# Bike rack for 2011 Tracker EKS



## chalkstorm (Feb 25, 2010)

Hi guys

My dad is after a bike carrier for a 2011 Tracker EKS.

Seems he has been told by the dealer that a rear mounted one will be high (because of the spare wheel on the back of the MH) - and my dad will struggle to lift the bikes up.

I saw an 07 model at a dealer recently - with a bike rack fitted around the rear mounted spare wheel carrier. Anyone else used one that fits around the carrier - but still enables access to it - without being mounted high up?

Thanks

Si


----------



## aircool (Jul 13, 2009)

Hi Si,

Fiamma have actually just released a cycle rack for Auto Trail motorhomes with the rear mounted spare.

http://www.outdoorbits.com/fiamma-carrybike-autotrail-p-2145.html

However it depends what your calling high-up as most of it is still going to above the spare. Alternatively you could look at a towbar mounted cycle carrier.

Ben


----------



## chalkstorm (Feb 25, 2010)

Yes - that's the one - it's too high really....

Towbar one is an alternative but going to be expensive...
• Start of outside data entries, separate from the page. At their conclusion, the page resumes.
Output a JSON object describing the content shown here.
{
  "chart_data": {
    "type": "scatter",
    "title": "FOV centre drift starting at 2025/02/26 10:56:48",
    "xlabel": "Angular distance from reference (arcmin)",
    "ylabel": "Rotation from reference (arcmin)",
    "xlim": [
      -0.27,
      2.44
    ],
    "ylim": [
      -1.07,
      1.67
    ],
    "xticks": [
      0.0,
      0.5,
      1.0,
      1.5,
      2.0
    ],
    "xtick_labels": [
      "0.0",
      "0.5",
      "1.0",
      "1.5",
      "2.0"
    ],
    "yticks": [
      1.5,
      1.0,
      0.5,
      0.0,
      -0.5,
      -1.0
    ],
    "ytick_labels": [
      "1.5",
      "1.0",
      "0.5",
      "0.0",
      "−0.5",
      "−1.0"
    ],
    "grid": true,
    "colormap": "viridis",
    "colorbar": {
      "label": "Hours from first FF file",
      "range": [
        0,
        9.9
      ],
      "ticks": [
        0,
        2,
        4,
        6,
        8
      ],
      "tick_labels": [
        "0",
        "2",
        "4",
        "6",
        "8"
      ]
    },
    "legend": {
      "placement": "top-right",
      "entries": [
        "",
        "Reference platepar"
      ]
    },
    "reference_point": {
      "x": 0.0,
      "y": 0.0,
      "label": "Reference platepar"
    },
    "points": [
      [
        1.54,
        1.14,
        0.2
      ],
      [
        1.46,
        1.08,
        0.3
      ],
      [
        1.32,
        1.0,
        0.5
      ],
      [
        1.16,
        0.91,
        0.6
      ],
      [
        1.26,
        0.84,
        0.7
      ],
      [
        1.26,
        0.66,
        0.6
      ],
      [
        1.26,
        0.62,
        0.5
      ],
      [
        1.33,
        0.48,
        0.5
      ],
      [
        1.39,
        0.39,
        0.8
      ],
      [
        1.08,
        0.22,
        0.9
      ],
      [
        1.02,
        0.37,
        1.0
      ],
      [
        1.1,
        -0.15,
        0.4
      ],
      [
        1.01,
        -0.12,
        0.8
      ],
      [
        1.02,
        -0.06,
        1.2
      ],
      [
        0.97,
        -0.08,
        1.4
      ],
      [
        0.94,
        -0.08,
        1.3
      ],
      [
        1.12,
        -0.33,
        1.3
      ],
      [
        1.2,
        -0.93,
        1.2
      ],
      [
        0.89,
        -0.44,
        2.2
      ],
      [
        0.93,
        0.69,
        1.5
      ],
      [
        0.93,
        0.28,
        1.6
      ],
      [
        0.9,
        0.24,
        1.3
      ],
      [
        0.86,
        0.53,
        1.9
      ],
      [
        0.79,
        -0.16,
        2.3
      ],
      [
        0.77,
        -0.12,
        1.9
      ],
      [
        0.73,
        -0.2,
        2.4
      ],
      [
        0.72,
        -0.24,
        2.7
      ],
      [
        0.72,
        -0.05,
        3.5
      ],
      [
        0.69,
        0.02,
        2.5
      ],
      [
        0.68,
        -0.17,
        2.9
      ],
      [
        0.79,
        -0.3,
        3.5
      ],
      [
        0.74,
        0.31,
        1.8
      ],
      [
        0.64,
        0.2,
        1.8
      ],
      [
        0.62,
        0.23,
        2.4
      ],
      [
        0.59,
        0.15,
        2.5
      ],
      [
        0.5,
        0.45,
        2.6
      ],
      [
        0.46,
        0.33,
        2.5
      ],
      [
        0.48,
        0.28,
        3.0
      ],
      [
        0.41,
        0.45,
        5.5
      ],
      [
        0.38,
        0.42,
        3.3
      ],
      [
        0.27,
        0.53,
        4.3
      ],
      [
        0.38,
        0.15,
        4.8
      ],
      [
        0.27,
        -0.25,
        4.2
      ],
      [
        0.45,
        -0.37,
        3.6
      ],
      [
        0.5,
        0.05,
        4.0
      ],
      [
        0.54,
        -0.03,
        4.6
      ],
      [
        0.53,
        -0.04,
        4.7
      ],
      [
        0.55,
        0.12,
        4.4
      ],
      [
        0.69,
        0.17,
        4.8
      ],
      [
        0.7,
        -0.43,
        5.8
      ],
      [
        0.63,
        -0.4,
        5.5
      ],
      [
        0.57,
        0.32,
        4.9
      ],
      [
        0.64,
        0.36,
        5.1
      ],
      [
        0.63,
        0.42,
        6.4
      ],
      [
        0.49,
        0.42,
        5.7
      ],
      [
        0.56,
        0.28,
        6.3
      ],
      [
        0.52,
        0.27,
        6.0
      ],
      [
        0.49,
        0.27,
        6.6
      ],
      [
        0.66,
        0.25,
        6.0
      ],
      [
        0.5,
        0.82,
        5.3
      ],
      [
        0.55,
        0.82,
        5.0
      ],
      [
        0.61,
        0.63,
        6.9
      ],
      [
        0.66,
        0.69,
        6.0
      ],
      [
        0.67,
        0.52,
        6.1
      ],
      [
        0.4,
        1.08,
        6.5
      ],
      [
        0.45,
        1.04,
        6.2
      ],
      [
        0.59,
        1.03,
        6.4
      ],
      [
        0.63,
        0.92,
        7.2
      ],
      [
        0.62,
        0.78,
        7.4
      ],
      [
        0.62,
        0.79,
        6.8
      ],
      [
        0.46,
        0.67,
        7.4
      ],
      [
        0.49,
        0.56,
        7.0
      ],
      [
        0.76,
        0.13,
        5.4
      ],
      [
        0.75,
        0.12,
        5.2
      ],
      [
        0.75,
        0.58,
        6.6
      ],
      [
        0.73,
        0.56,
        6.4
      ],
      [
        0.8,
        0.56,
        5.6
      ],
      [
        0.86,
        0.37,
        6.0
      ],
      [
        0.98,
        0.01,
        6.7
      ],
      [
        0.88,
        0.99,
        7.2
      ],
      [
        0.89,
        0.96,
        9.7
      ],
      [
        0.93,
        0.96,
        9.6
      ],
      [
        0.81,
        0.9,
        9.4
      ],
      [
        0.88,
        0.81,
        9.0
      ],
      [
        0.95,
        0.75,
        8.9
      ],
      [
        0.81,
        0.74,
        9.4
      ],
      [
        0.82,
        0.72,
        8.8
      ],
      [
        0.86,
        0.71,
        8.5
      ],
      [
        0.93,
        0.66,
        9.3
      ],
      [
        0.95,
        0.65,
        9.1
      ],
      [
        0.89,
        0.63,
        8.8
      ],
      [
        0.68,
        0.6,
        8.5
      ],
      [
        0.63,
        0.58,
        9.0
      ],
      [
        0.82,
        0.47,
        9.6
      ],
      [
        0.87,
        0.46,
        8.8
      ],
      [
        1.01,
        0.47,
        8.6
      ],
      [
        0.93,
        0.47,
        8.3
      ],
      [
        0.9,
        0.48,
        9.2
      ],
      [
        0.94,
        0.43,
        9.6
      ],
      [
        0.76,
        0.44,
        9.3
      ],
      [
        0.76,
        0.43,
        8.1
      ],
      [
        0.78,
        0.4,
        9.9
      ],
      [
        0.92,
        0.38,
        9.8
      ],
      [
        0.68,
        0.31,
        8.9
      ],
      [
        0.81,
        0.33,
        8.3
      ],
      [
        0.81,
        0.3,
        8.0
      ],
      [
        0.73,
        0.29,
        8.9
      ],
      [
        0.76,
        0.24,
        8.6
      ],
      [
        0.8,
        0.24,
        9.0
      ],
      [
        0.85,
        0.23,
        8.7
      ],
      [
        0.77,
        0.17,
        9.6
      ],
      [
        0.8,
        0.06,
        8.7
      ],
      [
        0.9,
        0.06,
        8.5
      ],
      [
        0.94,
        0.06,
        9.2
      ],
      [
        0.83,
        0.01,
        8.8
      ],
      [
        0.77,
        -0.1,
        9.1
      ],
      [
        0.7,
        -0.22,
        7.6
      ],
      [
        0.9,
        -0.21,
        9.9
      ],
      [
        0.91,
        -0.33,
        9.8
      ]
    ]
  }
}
This is the one I saw on an 07...



















Just wondered if anyone had used one.... or is this a real bespoke fitting?


----------



## Addie (Aug 5, 2008)

Did you google Omnibike Autotrail?

www.motorcaravanning.co.uk/shopuk/omni_bike_lift_gar.htm

Seems to be a proper fitting and £250 worth of bike rack from Omni Bike now owned by Thule. Can't see why it wouldn't do the job.


----------



## RhinoInstalls (May 11, 2010)

Both Fiamma and Ominstore do the bike rack now for the autotrail back with spare wheel (also with longer bolts for the Autotrail thicker walls)

Phil


----------



## chalkstorm (Feb 25, 2010)

RhinoInstalls said:


> Both Fiamma and Ominstore do the bike rack now for the autotrail back with spare wheel (also with longer bolts for the Autotrail thicker walls)
> 
> Phil


Thanks Phil - have emailed you....


----------



## chalkstorm (Feb 25, 2010)

Addie said:


> Did you google Omnibike Autotrail?
> 
> www.motorcaravanning.co.uk/shopuk/omni_bike_lift_gar.htm
> 
> Seems to be a proper fitting and £250 worth of bike rack from Omni Bike now owned by Thule. Can't see why it wouldn't do the job.


Thanks Addie...

Emailed them but they can't tell me if it will fit..... :roll:


----------